Rating mechanics
The mechanics are subject to change as more data is collected and further variation and tunings are done
The variables involved
EloGrade uses a variation of the Elo rating system, so the elements involved are the same:
Arbitrary starting rating: 1500. On EloGrade, when we know nothing about a photo we set them to 1500 rating.
Curve function used: cumulative distribution function, in particular cdf((ratings_difference) / (200 * SQRT(2)))

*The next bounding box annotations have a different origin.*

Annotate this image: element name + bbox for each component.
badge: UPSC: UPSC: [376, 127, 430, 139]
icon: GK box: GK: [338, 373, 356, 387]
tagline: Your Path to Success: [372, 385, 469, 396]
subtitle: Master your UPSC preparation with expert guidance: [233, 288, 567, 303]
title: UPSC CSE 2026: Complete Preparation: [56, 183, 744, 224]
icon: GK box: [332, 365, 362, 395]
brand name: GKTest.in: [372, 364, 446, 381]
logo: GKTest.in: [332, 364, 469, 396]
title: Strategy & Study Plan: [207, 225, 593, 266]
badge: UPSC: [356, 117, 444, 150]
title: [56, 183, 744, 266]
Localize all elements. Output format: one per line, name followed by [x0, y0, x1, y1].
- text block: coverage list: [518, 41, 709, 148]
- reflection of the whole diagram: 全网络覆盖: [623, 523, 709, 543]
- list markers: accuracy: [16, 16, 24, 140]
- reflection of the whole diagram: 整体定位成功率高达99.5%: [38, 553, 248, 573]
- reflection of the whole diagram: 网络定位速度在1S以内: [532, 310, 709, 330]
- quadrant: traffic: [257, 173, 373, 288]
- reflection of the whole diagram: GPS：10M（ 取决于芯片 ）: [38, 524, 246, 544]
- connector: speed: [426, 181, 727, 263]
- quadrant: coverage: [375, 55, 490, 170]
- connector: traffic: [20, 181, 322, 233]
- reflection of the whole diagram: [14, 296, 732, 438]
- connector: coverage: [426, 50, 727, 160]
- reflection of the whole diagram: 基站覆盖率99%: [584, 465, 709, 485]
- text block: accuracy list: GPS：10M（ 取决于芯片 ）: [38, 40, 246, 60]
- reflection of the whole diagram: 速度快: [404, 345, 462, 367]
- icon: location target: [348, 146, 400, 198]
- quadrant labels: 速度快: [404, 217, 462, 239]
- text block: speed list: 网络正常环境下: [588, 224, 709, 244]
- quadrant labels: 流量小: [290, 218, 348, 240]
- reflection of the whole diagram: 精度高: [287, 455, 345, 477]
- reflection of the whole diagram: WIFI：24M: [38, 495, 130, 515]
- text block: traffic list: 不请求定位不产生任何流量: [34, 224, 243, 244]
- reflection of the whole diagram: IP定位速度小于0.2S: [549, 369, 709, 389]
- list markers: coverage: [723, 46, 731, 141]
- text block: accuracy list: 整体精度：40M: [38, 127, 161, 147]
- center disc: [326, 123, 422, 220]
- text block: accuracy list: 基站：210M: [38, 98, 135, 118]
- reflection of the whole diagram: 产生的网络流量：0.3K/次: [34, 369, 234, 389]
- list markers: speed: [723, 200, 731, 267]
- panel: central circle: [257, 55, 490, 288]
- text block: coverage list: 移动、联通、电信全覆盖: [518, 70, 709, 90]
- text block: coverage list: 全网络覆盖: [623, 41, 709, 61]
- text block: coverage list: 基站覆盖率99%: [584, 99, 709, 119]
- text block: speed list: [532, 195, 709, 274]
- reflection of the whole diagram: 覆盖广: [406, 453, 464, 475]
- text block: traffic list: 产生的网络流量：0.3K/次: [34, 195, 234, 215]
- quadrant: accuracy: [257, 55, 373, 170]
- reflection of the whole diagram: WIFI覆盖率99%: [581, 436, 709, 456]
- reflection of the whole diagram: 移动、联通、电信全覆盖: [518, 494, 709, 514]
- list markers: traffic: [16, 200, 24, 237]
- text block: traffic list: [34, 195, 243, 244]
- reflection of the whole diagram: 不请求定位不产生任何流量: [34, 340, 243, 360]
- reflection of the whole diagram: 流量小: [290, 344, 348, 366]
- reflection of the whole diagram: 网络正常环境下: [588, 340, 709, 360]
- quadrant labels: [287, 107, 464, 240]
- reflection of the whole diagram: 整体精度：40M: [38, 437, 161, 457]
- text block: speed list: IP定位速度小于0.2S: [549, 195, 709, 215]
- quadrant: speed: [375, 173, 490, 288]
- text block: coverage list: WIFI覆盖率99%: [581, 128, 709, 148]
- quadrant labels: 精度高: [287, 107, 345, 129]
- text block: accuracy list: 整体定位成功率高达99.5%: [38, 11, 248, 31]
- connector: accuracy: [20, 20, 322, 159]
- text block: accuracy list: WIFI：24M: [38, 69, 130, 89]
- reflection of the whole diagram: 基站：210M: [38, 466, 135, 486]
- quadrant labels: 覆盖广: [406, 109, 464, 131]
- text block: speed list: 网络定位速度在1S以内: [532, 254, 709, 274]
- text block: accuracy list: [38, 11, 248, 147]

Expected win/loss ratios vs ratings based on the function:
Actual win/loss ratios vs ratings after trial runs:
The other important but somewhat arbitrary variable is the K factor. EloGrade uses a variable K factor: ((1100.0 / (n*1.5 + 6)).to_f + 6.0).to_i where n is number of comparisons done. So the K factor starts off very large as we know nothing about the photo, and decreases rapidly eventually converging to a very low K factor of 6. This is based on the belief that the rating of a photo is stable (unlike player or athlete skill which may change quickly and need to be reflected).
Other EloGrade variations
- Currently we are testing an additional factor on the K-factor which we call stability. We randomly assign comparisons to two sub groups (call them SubA and subB) if you will. And two separate ratings are kept that are entirely independent of each other but have half the comparison count of the real rating. The difference in the ratings may have a correlation to how stable the real rating is.
- While Elo rating system is applied to any pairing (in fact not limited to pairing, as long as you can have expected values you can have any number compared at the same time), at EloGrade we've made the comparisons have a minimum of one identical comparison done by different users. This is in place to mitigate the immediate effects of users trying to game the system or doing random voting.